Personally, I am astounded to learn that anyone could actually want to have a deaf child, in preference to a hearing child. Deafness places those who suffer from it at a profound disadvantage within society. Since the primary method of interpersonal communication is, always has been, and always will be, verbal, then this disadvantaging of those who cannot engage in verbal communication is inevitable. We can make every effort to minimise the disadvantage, but we can never eliminate it. Because of their inability to communicate verbally, deaf people will always have fewer opportunities, educationally, career-wise, and personally, than those who are able to hear.
Besides which, the ability to hear is good in itself: it can provide those who possess it with a great abundance of positive experiences, which are simply not available to deaf people. To deliberately choose a child that will be deprived of the ability to hear is cruel, to say the least.
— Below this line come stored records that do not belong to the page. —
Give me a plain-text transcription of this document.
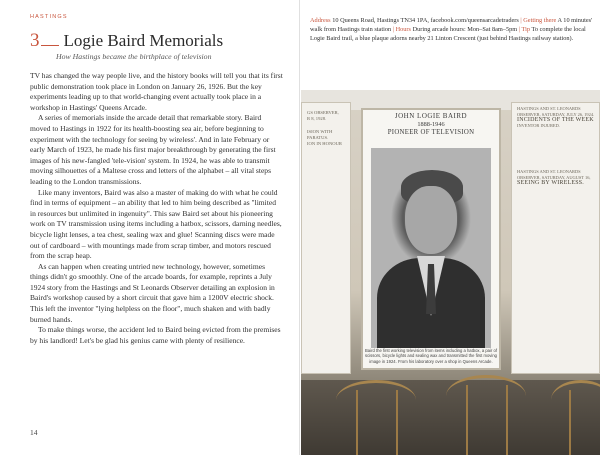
HASTINGS
3 Logie Baird Memorials
How Hastings became the birthplace of television

TV has changed the way people live, and the history books will tell you that its first public demonstration took place in London on January 26, 1926. But the key experiments leading up to that world-changing event actually took place in a workshop in Hastings' Queens Arcade.

A series of memorials inside the arcade detail that remarkable story. Baird moved to Hastings in 1922 for its health-boosting sea air, before beginning to experiment with the technology for seeing by wireless'. And in late February or early March of 1923, he made his first major breakthrough by generating the first images of his new-fangled 'tele-vision' system. In 1924, he was able to transmit moving silhouettes of a Maltese cross and letters of the alphabet – all vital steps leading to the London transmissions.

Like many inventors, Baird was also a master of making do with what he could find in terms of equipment – an ability that led to him being described as "limited in resources but unlimited in ingenuity". This saw Baird set about his pioneering work on TV transmission using items including a hatbox, scissors, darning needles, bicycle light lenses, a tea chest, sealing wax and glue! Scanning discs were made out of cardboard – with mountings made from scrap timber, and motors rescued from the scrap heap.

As can happen when creating untried new technology, however, sometimes things didn't go smoothly. One of the arcade boards, for example, reprints a July 1924 story from the Hastings and St Leonards Observer detailing an explosion in Baird's workshop caused by a short circuit that gave him a 1200V electric shock. This left the inventor "lying helpless on the floor", much shaken and with badly burned hands.

To make things worse, the accident led to Baird being evicted from the premises by his landlord! Let's be glad his genius came with plenty of resilience.

14
Address 10 Queens Road, Hastings TN34 1PA, facebook.com/queensarcadetraders | Getting there A 10 minutes' walk from Hastings train station | Hours During arcade hours: Mon–Sat 8am–5pm | Tip To complete the local Logie Baird trail, a blue plaque adorns nearby 21 Linton Crescent (just behind Hastings railway station).
GS OBSERVER,
R 8, 1928.

ISION WITH
PARATUS.
ION IN HONOUR
JOHN LOGIE BAIRD
1888-1946
PIONEER OF TELEVISION
Baird the first working television from items including a hatbox, a pair of scissors, bicycle lights and sealing wax and transmitted the first moving image in 1924. From his laboratory over a shop in Queens Arcade.
HASTINGS AND ST. LEONARDS OBSERVER, SATURDAY, JULY 26, 1924.
INCIDENTS OF THE WEEK
INVENTOR INJURED.
HASTINGS AND ST. LEONARDS OBSERVER, SATURDAY, AUGUST 16,
SEEING BY WIRELESS.
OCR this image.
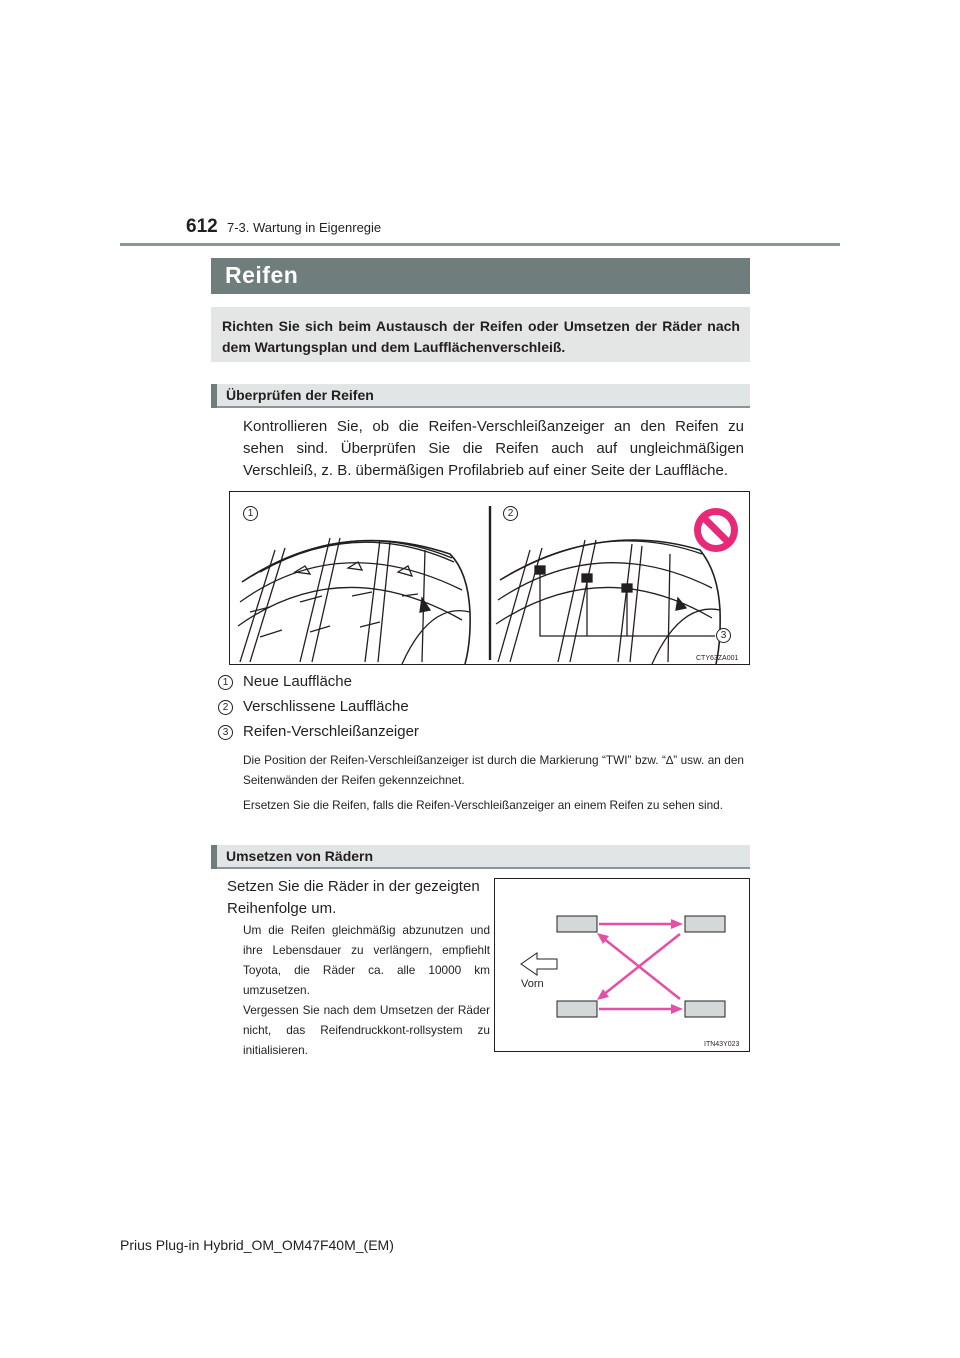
612 7-3. Wartung in Eigenregie
Reifen
Richten Sie sich beim Austausch der Reifen oder Umsetzen der Räder nach dem Wartungsplan und dem Laufflächenverschleiß.
Überprüfen der Reifen
Kontrollieren Sie, ob die Reifen-Verschleißanzeiger an den Reifen zu sehen sind. Überprüfen Sie die Reifen auch auf ungleichmäßigen Verschleiß, z. B. übermäßigen Profilabrieb auf einer Seite der Lauffläche.
1	2
3
CTY63ZA001
1 Neue Lauffläche
2 Verschlissene Lauffläche
3 Reifen-Verschleißanzeiger
Die Position der Reifen-Verschleißanzeiger ist durch die Markierung “TWI” bzw. “∆” usw. an den Seitenwänden der Reifen gekennzeichnet.
Ersetzen Sie die Reifen, falls die Reifen-Verschleißanzeiger an einem Reifen zu sehen sind.
Umsetzen von Rädern
Setzen Sie die Räder in der gezeigten Reihenfolge um.
Um die Reifen gleichmäßig abzunutzen und ihre Lebensdauer zu verlängern, empfiehlt Toyota, die Räder ca. alle 10000 km umzusetzen.
Vergessen Sie nach dem Umsetzen der Räder nicht, das Reifendruckkont-rollsystem zu initialisieren.
Vorn
ITN43Y023
Prius Plug-in Hybrid_OM_OM47F40M_(EM)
Deaf groups, who have evidently understood that the road to success lies through victimhood, have claimed that it is discriminatory to prevent parents from choosing to have a deaf child, while allowing them to choose to have a hearing child. And maybe they're right (although I would point out that deaf people are not actually being prevented from doing anything that a hearing person can do). But discrimination is not, in itself, a bad thing. Whenever we select one option over another we discriminate; indeed, the deaf groups seek to allow parents to discriminate against hearing children in the selection of embryos. And when one option is so clearly preferable to the alternative, as is the case here, then discrimination is perfectly good and reasonable. Of course, one might well have concerns over the "designer baby" scenarios that might come about as a result of allowing IVF patients to select embryos at all, but that is another matter...

Nor does it devalue the lives of deaf people generally to say that we should prevent parents from favouring deaf embryos. There is nothing unreasonable in saying that we can respect people as individuals, while also acknowledging that they have a condition which we would prefer as few people as possible to have.

The desire to select the characteristics of children in the manner proposed is, I think, indicative of a view of children that classifies them as little more than politicised fashion accessories. Consider the following case study, from the Telegraph article linked to above:

Paula Garfield and Tomato Lichy, are at the centre of the debate over the new fertility legislation. Both are deaf – as is their daughter Molly, three.

They would like a second child, but because Paula is in her 40s, she may need IVF treatment.

They want the right to choose to have a deaf child and say it is discriminatory to ban deaf parents from doing this. Mr Lichy said:

"Being deaf is not about being disabled. It's about being part of a linguistic minority. We're proud of the language we use and the community we live in."

It would seem that Miss Garfield and Mr Lichy's aim in selecting their prospective child would be not so much about giving it the best possible start in life (which would, of course, necessitate the child being able to interact with the majority of those around it), as about justifying their self-perception as members of an oppressed minority. If people do have children, then it is self-evidently preferable that they regard them as ends in themselves, rather than as tools for making political points. This does not appear to be the case with those who wish to inflict deafness upon their offspring.

4 comments:

JuliaM said...

"Personally, I am astounded to learn that anyone could actually want to have a deaf child, in preference to a hearing child."

Just read some of the literature on it, particularly from the States, where it seems to have been a topic over there for a while.

You'll go from astounded, to furious, to despairing, and back to astounded again, in no time...

Alex said...

The discovery of a "right" to conceive a deaf child on purpose, shows how completely insane the theory of human rights has become. There is no such thing as "deaf rights". There are, some people think, "natural rights" which belong to all human beings by nature and independent of positive law.

What this case illustrates is how the theory of natural rights has become refashioned by the rhetoric of human rights as a dogma of modern liberalism.

Homophobic Horse said...

I oppose the whole thing on the basis of my opposition to abortion.

I think mankind is being abolished. What with the recent approval for animal-human admixture we have recently seen.

MrSmith said...

I wonder could a case be made for this being child abuse? Given that the point and purpose of this process is to ensure the child is deaf, when it needn't be so, surely this means that the 'parents' are deliberately depriving the child of one of the 5 senses. If I took a drill or needle to a child's head and destroyed its auditory functions, I'd deserve to hang. Why a difference here?